What's wrong with episodic? The wikipedia entry for the 1954 adaptation of 20,000 Leagues under the Sea quotes a critic as saying a virtue of the film is that it avoids the "episodic" quality of the book. I remember seeing Tim Burton saying he wished to avoid an episodic quality to his Alice in Wonderland to make it superior to other adaptations, perhaps being unaware that the original novel, Alice's Adventures in Wonderland, was very episode, as indicated by the word "Adventures", plural. In both cases, the avoidance of an episodic format narrows the scope of the story and shrinks the impression of large fantasy worlds brilliantly established in the book. However, the 1954 20,000 Leagues under the Sea is not a wholly bad movie.

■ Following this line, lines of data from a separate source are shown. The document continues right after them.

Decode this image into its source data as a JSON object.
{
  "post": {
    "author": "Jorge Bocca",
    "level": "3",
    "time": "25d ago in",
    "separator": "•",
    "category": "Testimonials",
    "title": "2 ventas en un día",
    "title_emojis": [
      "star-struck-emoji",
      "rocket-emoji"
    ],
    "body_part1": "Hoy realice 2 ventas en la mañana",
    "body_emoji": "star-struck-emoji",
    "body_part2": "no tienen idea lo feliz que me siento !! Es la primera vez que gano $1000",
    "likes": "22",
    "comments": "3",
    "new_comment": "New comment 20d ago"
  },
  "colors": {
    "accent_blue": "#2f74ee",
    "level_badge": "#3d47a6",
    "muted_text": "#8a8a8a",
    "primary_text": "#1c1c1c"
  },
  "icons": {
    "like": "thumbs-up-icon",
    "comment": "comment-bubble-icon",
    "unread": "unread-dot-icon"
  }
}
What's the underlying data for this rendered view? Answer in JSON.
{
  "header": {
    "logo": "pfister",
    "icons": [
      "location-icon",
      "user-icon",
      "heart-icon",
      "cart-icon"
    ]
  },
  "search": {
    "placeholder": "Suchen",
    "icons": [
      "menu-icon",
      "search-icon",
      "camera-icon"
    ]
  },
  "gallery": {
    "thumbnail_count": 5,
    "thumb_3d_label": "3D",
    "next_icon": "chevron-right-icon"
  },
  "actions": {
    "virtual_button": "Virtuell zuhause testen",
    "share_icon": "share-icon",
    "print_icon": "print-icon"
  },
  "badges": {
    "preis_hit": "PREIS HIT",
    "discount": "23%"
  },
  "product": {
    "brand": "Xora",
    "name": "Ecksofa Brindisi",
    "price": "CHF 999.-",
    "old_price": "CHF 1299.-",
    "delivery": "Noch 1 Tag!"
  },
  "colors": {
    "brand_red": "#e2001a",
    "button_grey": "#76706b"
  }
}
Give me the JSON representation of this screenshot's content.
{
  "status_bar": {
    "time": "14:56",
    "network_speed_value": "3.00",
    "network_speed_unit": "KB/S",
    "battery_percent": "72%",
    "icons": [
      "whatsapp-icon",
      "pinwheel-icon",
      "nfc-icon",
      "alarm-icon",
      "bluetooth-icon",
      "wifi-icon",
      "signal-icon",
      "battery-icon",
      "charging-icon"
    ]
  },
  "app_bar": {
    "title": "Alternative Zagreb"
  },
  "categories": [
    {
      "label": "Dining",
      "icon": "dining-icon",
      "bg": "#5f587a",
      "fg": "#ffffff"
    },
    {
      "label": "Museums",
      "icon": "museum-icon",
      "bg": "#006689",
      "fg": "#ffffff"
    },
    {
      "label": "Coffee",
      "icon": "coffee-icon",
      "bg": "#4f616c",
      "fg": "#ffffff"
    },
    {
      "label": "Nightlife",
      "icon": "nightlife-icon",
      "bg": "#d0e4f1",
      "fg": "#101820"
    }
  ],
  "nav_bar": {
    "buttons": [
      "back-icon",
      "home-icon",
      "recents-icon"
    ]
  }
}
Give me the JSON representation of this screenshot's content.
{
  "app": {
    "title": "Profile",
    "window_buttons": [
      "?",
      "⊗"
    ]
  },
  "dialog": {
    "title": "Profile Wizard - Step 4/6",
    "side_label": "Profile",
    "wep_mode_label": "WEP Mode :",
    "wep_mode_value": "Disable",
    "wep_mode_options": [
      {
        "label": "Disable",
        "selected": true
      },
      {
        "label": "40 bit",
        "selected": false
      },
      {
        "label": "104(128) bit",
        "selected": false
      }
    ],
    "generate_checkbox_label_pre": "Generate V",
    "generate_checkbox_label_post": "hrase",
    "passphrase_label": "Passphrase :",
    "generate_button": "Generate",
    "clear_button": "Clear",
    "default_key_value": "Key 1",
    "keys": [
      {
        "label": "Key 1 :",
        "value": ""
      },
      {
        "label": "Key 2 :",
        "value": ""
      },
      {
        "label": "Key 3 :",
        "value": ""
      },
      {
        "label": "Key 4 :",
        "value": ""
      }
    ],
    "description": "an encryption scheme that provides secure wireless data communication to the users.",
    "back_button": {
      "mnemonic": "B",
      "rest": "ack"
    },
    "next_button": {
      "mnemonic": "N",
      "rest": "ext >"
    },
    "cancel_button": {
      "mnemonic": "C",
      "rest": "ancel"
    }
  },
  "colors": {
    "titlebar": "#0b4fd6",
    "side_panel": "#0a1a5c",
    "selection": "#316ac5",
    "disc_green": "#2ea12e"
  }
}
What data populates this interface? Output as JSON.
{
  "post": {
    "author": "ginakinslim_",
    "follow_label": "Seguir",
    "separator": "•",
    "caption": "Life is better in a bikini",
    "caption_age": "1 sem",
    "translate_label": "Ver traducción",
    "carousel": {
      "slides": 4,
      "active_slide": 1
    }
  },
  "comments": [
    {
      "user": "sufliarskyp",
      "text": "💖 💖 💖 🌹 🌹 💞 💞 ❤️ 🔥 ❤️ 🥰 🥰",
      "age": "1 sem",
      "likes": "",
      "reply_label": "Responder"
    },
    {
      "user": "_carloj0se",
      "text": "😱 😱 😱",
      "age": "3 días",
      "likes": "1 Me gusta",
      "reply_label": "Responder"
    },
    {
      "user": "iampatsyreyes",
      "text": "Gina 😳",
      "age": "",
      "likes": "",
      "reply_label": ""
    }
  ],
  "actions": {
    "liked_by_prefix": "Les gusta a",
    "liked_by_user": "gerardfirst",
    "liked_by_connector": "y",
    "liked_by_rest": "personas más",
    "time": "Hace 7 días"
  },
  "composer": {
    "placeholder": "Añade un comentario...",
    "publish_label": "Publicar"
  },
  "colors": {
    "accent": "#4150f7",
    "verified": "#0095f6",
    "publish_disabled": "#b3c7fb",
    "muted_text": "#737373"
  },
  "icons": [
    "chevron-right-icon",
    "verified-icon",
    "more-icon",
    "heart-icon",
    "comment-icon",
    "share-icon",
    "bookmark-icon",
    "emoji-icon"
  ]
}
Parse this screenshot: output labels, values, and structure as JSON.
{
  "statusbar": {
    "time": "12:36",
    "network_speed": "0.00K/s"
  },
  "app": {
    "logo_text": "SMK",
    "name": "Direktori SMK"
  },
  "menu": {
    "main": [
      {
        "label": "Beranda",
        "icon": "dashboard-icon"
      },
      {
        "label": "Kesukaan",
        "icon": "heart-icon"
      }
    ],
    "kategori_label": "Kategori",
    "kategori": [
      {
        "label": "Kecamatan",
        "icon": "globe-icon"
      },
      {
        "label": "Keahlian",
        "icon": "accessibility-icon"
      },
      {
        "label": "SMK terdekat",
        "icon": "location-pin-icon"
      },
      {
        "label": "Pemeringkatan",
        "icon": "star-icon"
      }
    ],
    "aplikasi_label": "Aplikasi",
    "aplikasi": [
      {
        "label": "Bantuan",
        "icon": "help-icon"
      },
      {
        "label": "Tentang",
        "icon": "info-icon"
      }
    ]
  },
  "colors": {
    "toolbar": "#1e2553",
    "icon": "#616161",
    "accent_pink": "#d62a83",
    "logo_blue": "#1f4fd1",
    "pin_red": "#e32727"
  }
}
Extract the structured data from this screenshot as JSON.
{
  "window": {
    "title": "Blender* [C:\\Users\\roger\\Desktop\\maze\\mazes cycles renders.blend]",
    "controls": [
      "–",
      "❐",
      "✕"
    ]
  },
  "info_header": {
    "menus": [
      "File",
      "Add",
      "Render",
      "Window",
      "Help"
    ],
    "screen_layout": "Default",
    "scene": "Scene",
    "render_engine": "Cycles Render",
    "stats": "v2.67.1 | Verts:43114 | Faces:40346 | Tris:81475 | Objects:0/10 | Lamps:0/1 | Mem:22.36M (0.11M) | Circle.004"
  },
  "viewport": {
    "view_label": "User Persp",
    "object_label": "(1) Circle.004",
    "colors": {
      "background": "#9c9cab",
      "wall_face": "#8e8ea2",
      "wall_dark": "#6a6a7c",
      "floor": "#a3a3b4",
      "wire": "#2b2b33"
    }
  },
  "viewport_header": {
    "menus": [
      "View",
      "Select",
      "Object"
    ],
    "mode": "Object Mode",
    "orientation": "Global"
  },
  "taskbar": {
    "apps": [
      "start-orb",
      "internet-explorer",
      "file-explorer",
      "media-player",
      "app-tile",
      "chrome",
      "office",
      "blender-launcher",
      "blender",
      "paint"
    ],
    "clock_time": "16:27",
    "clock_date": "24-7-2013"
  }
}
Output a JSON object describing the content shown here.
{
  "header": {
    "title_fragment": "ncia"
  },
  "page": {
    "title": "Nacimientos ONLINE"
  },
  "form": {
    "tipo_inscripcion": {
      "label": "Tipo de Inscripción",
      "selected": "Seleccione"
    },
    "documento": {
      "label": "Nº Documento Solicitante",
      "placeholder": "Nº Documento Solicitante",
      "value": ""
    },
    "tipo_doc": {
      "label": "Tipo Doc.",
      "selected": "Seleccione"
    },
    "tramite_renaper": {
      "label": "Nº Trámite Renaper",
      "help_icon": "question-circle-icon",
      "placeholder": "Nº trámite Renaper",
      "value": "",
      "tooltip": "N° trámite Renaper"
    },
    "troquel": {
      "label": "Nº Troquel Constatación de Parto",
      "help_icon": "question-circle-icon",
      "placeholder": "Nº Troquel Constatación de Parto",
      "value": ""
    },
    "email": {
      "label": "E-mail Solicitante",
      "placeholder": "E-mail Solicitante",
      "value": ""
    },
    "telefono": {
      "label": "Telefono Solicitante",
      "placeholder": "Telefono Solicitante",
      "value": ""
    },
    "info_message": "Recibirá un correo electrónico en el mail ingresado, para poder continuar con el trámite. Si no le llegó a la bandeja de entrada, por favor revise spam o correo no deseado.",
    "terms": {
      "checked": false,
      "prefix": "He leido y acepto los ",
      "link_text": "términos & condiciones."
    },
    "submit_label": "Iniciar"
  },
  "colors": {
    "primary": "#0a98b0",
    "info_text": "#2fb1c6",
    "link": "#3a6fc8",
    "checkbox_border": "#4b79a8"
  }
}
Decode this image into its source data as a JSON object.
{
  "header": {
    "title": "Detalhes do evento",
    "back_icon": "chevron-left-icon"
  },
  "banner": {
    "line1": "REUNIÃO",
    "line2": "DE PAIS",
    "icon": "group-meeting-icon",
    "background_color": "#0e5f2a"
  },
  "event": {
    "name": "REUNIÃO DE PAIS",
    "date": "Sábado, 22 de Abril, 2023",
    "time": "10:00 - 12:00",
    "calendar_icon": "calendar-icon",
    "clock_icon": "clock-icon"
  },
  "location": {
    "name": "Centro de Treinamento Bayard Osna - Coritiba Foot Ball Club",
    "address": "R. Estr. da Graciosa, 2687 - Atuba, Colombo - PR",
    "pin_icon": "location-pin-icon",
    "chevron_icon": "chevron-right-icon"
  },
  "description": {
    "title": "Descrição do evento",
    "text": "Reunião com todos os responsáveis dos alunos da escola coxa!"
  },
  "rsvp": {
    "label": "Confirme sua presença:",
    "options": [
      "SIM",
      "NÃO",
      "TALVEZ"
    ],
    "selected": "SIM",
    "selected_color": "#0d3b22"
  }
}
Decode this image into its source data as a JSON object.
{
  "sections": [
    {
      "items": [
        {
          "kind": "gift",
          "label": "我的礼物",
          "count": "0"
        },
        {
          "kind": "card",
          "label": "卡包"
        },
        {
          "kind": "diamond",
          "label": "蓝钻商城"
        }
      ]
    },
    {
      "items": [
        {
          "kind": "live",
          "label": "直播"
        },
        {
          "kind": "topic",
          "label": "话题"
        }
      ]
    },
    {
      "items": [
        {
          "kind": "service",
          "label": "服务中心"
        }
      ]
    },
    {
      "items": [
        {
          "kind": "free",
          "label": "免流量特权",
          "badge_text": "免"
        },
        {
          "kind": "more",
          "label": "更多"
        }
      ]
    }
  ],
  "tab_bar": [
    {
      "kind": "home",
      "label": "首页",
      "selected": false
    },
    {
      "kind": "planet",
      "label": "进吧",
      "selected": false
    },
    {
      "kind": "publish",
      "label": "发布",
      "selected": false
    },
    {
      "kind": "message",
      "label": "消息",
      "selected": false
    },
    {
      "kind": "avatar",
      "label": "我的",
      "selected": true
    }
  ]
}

The novel by Jules Verne evokes a variety of locales through intensely detailed description, has exciting and tense action scenes, and features a great character in Captain Nemo, who comes across very distinctly despite his own reticence. The 1954 film's portrayal of him is in some ways a commentary on the book's portrayal, as much of the movie feels as though the writers were attempting to distil and translate aspects of the book for a 1954 American audience. Professor Aronnax, a captive of Nemo's onboard the Nautilus submarine, confronts Nemo in the movie about his hypocrisy, in simultaneously condemning humanity for its warlike nature and yet violently pursing a lifelong vengeance against an unnamed country. The details are in the book, though they're never tied together into a thesis statement like the one Aronnax gives, but it doesn't need to be because the picture becomes clear in a book that's taking its time, allowing the aspects of character to come through subtly.
But this doesn't mean its one of the movie's bad points--I think it's an accurate enough reading of Nemo and Nemo's played beautifully by James Mason, who at all times, with his every word and action, seems like a man who has an abiding pain which keeps him exiled from humanity. There's a real brilliance in Verne's decision to create a character like this for a story about undersea exploration, the alien and dark tranquillity of the ocean depths beautifully reflecting the shape of Nemo's mind.
Aronnax as the narrator of the book, which is told in first person, is almost completely sidelined in the movie, which doesn't surprise me. The book's focus is more purely on scientific wonder and exploration, which have little place in the film which almost seems to hold contempt for the refined scientific gentleman, favouring a more fight and conquer attitude in the other characters. The many passages of Aronnax bemoaning man's destructive effect on the ocean and the world's ecology is sadly absent in the film.
Also evidently deemed too dated was the master and servant relationship between Aronnax and Conseil, which is a shame since Conseil is played by Peter Lorre in the movie. The movie instead makes him Aronnax's apprentice and a much more independent minded character who is rarely hesitant to contradict the professor. However, one of the nice things about the movie is Lorre's chemistry with Kurt Douglas who plays a more boisterous version of the book's Canadian harpooner Ned Land.
My favourite bit is when the two are playing around in Land's quarters and Land punches Conseil for spying on him. Conseil looks wounded as only Peter Lorre can and says sadly, "I thought we were friends," to which Land laughs and assures him they are and offers to let Conseil punch him in the face in return. Conseil replies with a sock to Land's gut, thrusting his chin forward and that moment one thinks, "Hey, Peter Lorre could maybe beat the shit out of Kirk Douglas. Huh."
The designs of the submarine interiors are beautiful and fascinating and one can see the steampunk movement owes no small debt to the movie for its aesthetic. Which makes it all the more disappointing we don't get to spend as much time with it as we do in the book--there are so many adventures absent--the tunnel from the Red Sea to the Mediterranean, the battle with sperm whales, the journey to the south pole and the Nautilus getting caught inside an iceberg. The battle with a group of giant cuttlefish in the book is changed to a battle with a single giant squid in the movie, which isn't so bad although it involves some of the creative condensing that doesn't work so well in the movie, namely Nemo's relationship with Ned Land. Obviously the people at Disney felt audiences wouldn't accept the fairly laid back and respectful attitude the two have towards each other in the book.
There are other problems with the movie, too, including Nemo's trained pet seal--a distinctly Disney-ish misstep. But it works as a sort of light tribute to the far superior book.